Budapest Spread | Creamy Snack Classic
20 min
Quick

Gurkerl Küche
Ingredients
Preparation method
Ingredients overview
- 250 g Quark (40% fat)
- 100 g butter (unsalted)
- 150 g red Kapia pepper
- 50 g onion or spring onion
- 1 tbsp extra virgin olive oil
- 1 tsp sweet paprika powder
- 1 tsp fine iodized table salt
Place the soft butter together with the salt in a food processor. Using the whisk attachment, beat at medium speed for at least 10–15 minutes. The butter will significantly change its consistency: it will become lighter, almost white, and increase in volume.
Meanwhile, peel the onion and dice it very finely. If using spring onions, finely chop the green parts as well. Core, wash, and cut the Kapia pepper into the smallest possible cubes.

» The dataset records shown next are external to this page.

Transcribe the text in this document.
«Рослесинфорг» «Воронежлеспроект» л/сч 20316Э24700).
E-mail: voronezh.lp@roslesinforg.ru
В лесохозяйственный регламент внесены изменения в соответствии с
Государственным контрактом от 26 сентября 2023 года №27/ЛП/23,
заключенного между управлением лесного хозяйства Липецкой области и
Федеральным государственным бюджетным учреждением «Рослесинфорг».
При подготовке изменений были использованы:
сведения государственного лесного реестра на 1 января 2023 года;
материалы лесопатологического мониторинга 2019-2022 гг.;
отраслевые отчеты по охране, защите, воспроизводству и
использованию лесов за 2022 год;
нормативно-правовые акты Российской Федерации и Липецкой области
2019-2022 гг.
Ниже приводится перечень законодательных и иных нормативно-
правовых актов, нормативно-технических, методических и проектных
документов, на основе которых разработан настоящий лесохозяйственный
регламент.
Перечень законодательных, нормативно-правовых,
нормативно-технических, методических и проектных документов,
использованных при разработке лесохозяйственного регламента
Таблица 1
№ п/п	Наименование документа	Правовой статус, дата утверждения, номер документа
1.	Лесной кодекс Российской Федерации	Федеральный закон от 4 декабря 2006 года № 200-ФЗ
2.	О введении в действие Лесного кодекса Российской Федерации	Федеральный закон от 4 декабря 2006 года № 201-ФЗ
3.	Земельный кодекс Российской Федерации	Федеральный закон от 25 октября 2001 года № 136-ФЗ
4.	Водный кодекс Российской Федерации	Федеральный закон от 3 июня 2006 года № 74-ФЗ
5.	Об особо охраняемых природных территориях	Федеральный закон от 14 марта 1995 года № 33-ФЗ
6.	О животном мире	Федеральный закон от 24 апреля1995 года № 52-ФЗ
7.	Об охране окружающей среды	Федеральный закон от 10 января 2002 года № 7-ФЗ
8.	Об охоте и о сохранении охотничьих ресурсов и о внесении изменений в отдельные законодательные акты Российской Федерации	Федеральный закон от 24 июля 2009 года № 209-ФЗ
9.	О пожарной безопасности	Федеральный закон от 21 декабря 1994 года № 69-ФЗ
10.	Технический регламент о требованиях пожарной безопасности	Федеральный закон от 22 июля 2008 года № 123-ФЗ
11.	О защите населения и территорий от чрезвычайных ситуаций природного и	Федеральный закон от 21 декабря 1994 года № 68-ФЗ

Stir the sweet paprika powder with the olive oil until smooth. Reduce the food processor speed to the lowest setting and add the paprika-oil mixture. Gradually stir in the quark, spoonful by spoonful. Finally, fold in the finely diced vegetables. Using a spatula, scrape the spread from the sides and stir briefly again until everything is evenly colored and distributed.
Chef's tip
Beating the butter for a long time is the secret to the special lightness of this spread. The incorporated air makes the base wonderfully fluffy. If you want to vary it, you can omit the paprika and instead use plenty of fresh chives or cress.